From Union, Kentucky in Northern Kentucky. During my time at UofL, I have been involved with Speed School Student Council, IEEE, Catholic Campus Ministry, REACH as a computer tutor and later Computer Resource Center GSA, and as the Speed News Editor.  I had the chance to take three classes in MEMS Technology (Fundamentals of Microfabrication and MEMS, MEMS Design and Fabrication and Lab, and Microfluidics), in addition to working with bistable MEMS switches (fabrication and control) under Dr. Cindy Harnett as parts of my capstone, independent study, and Master’s thesis. Through my co-ops in Chicago for a software engineering company (Packetvideo), I had a chance one semester to take a German course in the evenings at the Goethe Institut. In addition to finishing my thesis this summer, I am also practicing my spoken German in preparation for my trip by meeting with others in Louisville through the Louisville Stammtisch German Language group that I founded earlier this year.

Studies in Germany
In essence I will study and research at the University of Freiburg’s Insitute of Microsystem Technology (IMTEK) located in Freiburg im Breisgau, Germany. Freiburg is in the south-west of Germany, on the edge of the Black Forest, near the border with France and Switzerland. (Microsystem Technology is the European equivalent to MEMS, or microelectromechanical systems, a term more used in America). I will be researching methods for using MEMS technology to convert mechanical vibration into useable electrical energy. This could be applied to bridges to capture the vibrations from cars (possibly to power the lights) or even on loud factory equipment in order to make the system more energy efficient by recapturing some of the waste vibrational energy. Eventually the technology could be adapted to increase battery life on hand-held devices that could charge simply by you walking around with them or get an extra boost by being shook. The flashlight technology utilizes the principles made famous by the shake-to-charge flashlights (“Faraday flashlights”) which utilize the principle that a moving magnetic field (shaking magnet) induces a current in a wire. My challenge would be to shrink this technology to a much smaller scale, potentially making it much more efficient at capturing an even great percentage of the waste energy. In addition to my research, I plan to work on my German and take every chance I get to travel around in Germany and Europe.

Cinci Enquirer Article
Brian Goessling of Union is one of 12 University of Louisville scholars selected to study abroad through the Fulbright Student Program, a prestigious international exchange scholarship sponsored by the U.S. Department of State.

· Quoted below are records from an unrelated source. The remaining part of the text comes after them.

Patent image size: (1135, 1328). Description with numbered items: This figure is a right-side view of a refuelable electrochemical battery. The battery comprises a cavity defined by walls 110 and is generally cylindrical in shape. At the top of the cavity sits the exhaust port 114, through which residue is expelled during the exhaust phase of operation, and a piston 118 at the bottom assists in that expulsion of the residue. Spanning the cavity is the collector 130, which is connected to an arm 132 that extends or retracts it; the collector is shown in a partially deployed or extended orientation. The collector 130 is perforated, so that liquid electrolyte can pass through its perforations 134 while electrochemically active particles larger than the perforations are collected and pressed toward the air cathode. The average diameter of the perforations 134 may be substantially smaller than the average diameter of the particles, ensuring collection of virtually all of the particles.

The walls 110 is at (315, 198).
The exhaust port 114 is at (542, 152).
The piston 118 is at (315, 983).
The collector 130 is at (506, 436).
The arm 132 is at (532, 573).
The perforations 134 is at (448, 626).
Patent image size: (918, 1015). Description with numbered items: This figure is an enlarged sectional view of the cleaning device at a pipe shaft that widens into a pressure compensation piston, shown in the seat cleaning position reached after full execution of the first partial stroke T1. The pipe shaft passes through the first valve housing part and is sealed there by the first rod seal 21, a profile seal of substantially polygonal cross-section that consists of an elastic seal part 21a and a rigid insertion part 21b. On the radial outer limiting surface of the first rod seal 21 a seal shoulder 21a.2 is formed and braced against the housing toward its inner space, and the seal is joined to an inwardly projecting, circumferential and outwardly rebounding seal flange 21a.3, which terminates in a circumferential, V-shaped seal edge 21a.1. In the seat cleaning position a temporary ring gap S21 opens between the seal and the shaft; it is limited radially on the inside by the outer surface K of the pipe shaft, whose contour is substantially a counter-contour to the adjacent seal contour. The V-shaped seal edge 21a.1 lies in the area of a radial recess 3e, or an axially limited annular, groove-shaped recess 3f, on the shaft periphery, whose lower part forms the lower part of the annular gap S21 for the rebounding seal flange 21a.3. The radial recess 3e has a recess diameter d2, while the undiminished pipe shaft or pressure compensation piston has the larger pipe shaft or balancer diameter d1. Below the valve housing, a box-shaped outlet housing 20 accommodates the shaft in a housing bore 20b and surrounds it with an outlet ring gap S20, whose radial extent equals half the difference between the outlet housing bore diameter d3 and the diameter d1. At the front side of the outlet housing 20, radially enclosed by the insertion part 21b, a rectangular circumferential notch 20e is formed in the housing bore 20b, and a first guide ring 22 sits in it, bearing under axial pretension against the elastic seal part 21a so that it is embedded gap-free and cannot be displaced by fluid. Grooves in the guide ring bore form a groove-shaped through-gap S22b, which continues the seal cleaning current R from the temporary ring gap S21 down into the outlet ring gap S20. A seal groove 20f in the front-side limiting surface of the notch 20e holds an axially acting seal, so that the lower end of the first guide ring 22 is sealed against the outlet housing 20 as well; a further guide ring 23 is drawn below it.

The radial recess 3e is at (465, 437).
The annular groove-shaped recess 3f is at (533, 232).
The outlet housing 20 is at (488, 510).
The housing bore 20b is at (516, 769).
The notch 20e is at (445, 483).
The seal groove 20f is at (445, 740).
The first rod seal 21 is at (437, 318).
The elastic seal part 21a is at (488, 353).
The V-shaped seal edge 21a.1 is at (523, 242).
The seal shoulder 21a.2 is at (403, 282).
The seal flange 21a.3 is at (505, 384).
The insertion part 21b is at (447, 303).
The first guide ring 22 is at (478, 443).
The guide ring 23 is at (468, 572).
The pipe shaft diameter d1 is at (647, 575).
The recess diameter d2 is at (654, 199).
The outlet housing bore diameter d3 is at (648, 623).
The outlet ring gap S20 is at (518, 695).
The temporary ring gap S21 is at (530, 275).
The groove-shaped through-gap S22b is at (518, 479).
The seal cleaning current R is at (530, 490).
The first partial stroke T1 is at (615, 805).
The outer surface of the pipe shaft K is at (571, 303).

Goessling expects to complete his UofL graduate degree in electrical engineering this summer. After a month-long German language course, he will use his Fulbright research grant to study at the University of Freiburg's Institute of Microsystems Engineering and participate in a research project about microenergy harvesting.

While at UofL, Goessling has been active in the Speed School Student Council, the Resources for Academic Achievement program, Institute of Electrical and Electronics Engineers and Catholic Campus Ministry.

Goessling, a 2005 graduate of Larry A. Ryle High School, is the son of Julie Redden Goessling and Stephen J. Goessling Sr. of Union.